Descente de Croix v. 1934-1935
Dans ce dessin, Munn réalise sa représentation la plus achevée de la déposition du Christ, un sujet qu’elle explore plusieurs fois, comme dans son premier monotype, Sans titre (Descente de Croix), v. 1927.
Elle y montre son génie par la façon dont elle crée une image profondément originale, sans pour autant abandonner l’histoire traditionnelle. Les trois croix et les pointes acérées du paysage cristallin et cosmique semblent fixer la composition au papier. On discerne le corps inanimé du Christ au centre d’un enchevêtrement de figures qui tombent en cascade dynamique, suivant une diagonale orientée de gauche à droite et de haut en bas. Un grand rayon de lumière blanche met le corps du Christ en évidence. Dans ce paysage fractionné, Munn insère, en une allusion métaphorique, un mince croissant de lune.
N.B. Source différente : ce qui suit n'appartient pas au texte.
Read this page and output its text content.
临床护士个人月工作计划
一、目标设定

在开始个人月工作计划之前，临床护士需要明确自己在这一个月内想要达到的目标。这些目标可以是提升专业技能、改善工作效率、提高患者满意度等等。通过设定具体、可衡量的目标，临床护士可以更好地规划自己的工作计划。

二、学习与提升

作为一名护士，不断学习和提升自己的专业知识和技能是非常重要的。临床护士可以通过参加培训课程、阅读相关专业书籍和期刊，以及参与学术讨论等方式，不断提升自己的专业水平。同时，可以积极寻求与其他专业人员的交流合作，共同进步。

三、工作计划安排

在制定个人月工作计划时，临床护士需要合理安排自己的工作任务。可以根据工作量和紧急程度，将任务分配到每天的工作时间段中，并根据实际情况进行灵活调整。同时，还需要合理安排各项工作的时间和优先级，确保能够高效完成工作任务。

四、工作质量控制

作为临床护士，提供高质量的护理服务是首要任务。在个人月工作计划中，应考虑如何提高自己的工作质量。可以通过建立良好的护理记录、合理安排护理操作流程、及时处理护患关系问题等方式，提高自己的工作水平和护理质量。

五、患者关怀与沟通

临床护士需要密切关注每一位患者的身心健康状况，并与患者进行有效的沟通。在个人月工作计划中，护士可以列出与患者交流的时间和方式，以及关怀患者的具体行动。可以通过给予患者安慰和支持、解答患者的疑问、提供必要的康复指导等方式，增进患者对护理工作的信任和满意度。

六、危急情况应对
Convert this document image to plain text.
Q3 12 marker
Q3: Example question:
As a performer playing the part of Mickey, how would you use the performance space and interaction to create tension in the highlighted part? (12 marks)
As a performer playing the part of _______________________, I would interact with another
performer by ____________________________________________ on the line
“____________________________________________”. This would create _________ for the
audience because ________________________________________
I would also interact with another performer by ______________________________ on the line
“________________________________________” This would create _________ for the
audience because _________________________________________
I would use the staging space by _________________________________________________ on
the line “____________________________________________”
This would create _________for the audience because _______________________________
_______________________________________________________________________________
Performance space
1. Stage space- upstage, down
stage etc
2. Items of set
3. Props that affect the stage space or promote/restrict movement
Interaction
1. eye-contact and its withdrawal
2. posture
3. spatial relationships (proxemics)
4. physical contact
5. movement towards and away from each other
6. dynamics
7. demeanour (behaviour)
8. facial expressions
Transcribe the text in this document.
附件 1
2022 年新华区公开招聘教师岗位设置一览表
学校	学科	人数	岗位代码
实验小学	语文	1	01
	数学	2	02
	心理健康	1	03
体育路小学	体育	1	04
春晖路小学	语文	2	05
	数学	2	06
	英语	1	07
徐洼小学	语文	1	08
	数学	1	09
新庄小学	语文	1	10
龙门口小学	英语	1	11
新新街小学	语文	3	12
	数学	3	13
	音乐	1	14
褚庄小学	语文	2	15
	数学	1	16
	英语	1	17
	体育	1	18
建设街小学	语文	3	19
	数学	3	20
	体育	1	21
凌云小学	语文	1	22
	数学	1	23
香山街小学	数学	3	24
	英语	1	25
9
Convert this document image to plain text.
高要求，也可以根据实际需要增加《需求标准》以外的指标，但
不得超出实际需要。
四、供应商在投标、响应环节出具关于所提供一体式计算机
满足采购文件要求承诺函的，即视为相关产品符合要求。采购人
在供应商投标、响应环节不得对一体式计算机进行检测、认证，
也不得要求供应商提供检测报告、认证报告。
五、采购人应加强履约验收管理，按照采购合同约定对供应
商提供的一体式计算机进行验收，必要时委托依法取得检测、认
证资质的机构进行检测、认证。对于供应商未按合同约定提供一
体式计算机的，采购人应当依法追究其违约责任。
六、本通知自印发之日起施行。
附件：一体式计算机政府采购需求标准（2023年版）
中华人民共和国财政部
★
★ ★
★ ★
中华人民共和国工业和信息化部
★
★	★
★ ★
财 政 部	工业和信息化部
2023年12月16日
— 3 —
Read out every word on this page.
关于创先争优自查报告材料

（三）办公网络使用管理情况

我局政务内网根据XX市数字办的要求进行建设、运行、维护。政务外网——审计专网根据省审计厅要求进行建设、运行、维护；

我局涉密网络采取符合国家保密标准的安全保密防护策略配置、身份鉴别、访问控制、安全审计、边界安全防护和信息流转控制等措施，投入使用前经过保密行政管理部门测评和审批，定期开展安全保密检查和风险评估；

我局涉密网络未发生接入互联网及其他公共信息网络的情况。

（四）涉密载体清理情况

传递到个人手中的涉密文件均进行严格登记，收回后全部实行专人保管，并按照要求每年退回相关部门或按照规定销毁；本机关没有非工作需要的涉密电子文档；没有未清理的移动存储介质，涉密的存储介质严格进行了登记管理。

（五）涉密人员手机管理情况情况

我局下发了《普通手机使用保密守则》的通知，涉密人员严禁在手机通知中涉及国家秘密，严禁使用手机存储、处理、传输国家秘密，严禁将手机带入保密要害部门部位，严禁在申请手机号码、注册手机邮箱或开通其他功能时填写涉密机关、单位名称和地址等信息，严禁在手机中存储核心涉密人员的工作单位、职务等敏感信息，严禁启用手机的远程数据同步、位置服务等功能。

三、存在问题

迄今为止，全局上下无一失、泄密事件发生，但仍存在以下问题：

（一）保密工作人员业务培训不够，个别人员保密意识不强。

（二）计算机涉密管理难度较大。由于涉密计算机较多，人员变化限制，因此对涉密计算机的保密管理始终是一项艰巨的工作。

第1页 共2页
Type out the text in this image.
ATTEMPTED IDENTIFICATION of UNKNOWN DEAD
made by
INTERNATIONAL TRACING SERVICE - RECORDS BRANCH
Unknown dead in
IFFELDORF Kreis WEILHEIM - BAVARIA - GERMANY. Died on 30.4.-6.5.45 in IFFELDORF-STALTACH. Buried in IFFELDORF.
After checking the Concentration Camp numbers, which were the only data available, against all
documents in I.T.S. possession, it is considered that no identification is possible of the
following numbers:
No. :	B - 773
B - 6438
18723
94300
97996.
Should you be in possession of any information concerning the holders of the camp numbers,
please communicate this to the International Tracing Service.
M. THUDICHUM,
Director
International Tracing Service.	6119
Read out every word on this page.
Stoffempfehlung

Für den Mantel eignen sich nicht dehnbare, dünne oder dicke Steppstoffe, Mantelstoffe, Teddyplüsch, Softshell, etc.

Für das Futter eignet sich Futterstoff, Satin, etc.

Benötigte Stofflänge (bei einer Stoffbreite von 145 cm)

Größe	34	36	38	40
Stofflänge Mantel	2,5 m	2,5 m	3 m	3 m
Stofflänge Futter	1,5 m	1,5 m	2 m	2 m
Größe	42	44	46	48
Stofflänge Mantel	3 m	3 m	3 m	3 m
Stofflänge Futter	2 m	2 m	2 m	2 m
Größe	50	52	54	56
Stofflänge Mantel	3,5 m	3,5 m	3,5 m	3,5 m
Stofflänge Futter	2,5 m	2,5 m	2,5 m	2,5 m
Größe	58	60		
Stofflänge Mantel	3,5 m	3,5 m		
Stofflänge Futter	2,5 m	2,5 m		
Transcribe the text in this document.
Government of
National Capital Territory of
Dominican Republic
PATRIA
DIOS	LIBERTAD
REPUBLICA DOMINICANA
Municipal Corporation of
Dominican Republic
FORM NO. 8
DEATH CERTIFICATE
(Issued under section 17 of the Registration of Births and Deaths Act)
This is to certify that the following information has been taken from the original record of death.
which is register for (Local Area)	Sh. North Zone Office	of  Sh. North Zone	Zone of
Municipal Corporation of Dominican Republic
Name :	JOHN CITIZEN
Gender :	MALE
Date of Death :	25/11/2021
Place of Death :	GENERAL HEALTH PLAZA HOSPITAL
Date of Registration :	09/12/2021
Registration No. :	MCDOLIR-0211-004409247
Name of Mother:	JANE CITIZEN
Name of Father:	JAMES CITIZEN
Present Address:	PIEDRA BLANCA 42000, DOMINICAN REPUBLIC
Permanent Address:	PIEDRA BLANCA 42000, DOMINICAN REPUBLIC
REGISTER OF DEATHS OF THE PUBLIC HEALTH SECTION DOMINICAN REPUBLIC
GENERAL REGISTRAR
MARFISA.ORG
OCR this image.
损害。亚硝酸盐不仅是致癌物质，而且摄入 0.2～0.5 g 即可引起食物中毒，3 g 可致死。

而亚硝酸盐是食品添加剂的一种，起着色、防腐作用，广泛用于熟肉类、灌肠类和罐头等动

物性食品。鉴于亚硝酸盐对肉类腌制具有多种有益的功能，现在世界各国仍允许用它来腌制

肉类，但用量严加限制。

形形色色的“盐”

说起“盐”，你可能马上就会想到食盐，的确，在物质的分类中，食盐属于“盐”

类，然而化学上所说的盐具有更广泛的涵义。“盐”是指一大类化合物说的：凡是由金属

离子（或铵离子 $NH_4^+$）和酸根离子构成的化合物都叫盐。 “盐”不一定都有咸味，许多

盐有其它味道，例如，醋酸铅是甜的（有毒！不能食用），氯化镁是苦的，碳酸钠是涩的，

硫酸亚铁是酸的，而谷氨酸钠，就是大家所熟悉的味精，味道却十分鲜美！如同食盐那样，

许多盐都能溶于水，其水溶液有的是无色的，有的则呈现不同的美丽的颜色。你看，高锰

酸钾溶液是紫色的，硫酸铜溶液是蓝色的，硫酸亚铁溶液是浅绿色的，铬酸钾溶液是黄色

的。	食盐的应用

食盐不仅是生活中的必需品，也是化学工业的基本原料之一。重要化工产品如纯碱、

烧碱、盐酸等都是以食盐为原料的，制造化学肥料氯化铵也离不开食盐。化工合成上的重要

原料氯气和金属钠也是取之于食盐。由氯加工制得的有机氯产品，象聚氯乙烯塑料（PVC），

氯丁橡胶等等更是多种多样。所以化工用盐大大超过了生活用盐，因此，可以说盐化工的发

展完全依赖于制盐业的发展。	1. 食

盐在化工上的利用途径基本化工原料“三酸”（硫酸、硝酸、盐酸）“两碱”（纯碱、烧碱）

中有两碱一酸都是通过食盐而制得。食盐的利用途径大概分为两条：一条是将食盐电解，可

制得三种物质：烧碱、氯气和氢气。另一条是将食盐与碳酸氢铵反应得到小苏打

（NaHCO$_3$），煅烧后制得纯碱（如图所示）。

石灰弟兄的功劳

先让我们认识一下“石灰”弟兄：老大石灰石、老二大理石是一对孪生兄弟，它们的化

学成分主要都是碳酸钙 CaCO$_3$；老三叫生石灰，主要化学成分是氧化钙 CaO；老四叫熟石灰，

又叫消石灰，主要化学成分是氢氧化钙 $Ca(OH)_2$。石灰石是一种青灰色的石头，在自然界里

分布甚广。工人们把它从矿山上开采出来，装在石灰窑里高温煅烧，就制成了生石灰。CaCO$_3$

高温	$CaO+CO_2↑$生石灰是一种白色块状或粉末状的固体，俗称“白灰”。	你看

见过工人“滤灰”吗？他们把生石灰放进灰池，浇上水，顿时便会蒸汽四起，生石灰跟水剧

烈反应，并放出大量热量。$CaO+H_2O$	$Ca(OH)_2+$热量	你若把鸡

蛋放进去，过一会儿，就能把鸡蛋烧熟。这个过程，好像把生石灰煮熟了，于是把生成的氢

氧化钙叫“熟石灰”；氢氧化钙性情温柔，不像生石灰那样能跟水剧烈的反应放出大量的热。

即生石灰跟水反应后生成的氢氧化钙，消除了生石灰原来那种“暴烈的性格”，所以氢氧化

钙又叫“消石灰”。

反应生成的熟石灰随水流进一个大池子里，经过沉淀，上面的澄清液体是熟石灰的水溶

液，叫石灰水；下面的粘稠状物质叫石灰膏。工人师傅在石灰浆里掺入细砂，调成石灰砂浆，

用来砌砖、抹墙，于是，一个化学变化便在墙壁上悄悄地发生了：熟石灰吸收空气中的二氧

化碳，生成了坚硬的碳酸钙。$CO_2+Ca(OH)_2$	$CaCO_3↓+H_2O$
Puissante et dynamique, cette Descente de Croix est une image saisissante, à la fois pathétique et extatique, alimentée de contradictions complémentaires. Elle révèle la dessinatrice virtuose qu’est Munn et son habileté à marier une esthétique moderne d’avant-garde à des sujets traditionnels. Voilà sa remarquable contribution à l’art moderne.
En traitant ce sujet, Munn fait une déclaration audacieuse et définitive. Elle fait connaître ainsi son ambition d’aborder le grand récit de l’histoire de l’art européen, aux côtés des grands maîtres qu’elle admire. Munn connaît certainement l’une des œuvres les plus vénérées de l’art européen : la Déposition de Croix, v. 1435, de Rogier Van der Weyden (1399-1464), peinte cinq cents ans plus tôt.